The 12 care coordination measures are:
  • Medication reconciliation;  
  • Acute care hospitalization (risk-adjusted);  
  • Emergency Department use without hospitalization;
  • Advance care plan;
  • Medical home system survey;  
  • Timely initiation of care;
  • Care for older adults – medication review;  
  • Medication reconciliation post-discharge;  
  • Reconciled medication list received by discharged patients (discharges from an inpatient facility to home/self-care or any other site of care);  
  • Transition record with specified elements received by discharged patients (discharges from an inpatient facility to home/self-care or any other site of care);  
  • Timely transmission of transition record (discharges from an inpatient facility to home/self-care or any other site of care);  and
  • Transition record with specified elements received by discharged patients (emergency department discharges to ambulatory care [home/self-care] or home healthcare).

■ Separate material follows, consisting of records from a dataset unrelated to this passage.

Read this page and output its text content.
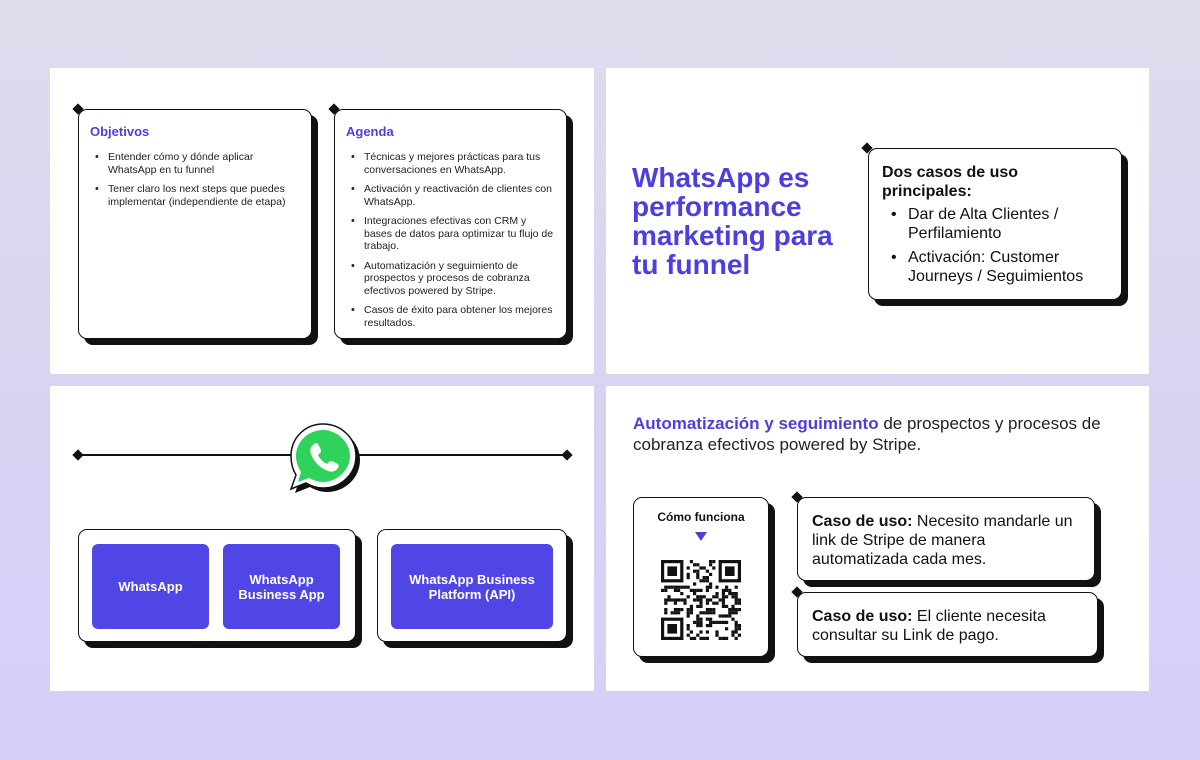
Objetivos
• Entender cómo y dónde aplicar WhatsApp en tu funnel
• Tener claro los next steps que puedes implementar (independiente de etapa)
Agenda
• Técnicas y mejores prácticas para tus conversaciones en WhatsApp.
• Activación y reactivación de clientes con WhatsApp.
• Integraciones efectivas con CRM y bases de datos para optimizar tu flujo de trabajo.
• Automatización y seguimiento de prospectos y procesos de cobranza efectivos powered by Stripe.
• Casos de éxito para obtener los mejores resultados.
WhatsApp es performance marketing para tu funnel
Dos casos de uso principales:
• Dar de Alta Clientes / Perfilamiento
• Activación: Customer Journeys / Seguimientos
WhatsApp	WhatsApp Business App
WhatsApp Business Platform (API)
Automatización y seguimiento de prospectos y procesos de cobranza efectivos powered by Stripe.
Cómo funciona	Caso de uso: Necesito mandarle un link de Stripe de manera automatizada cada mes.
Caso de uso: El cliente necesita consultar su Link de pago.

The measures included those that have been endorsed for at least three years and are now undergoing NQF endorsement maintenance. The ongoing evaluation and updating of endorsed measures ensures they are current and relevant to NQF’s care coordination portfolio. In all, 15 measures were evaluated against NQF’s endorsement criteria, with 12 receiving endorsement status.

NQF time-limited endorsement is applied to measures that meet all of NQF’s endorsement criteria with the exception of field testing and are critical to advancing quality improvement. When measures are granted this two-year endorsement, rather than the traditional three-year period, measure developers must test the measure and return results to NQF within the two-year window.

The statuses of the measures were removed after the board determined field testing results adequately addressed endorsement considerations including reliability and validity, and that there were no unintended consequences or patient harm as a result of measure testing and implementation.

These measures will begin their regular three-year maintenance review in 2013 and 2014. At this time, they will undergo a complete evaluation based on all of NQF’s updated measure criteria.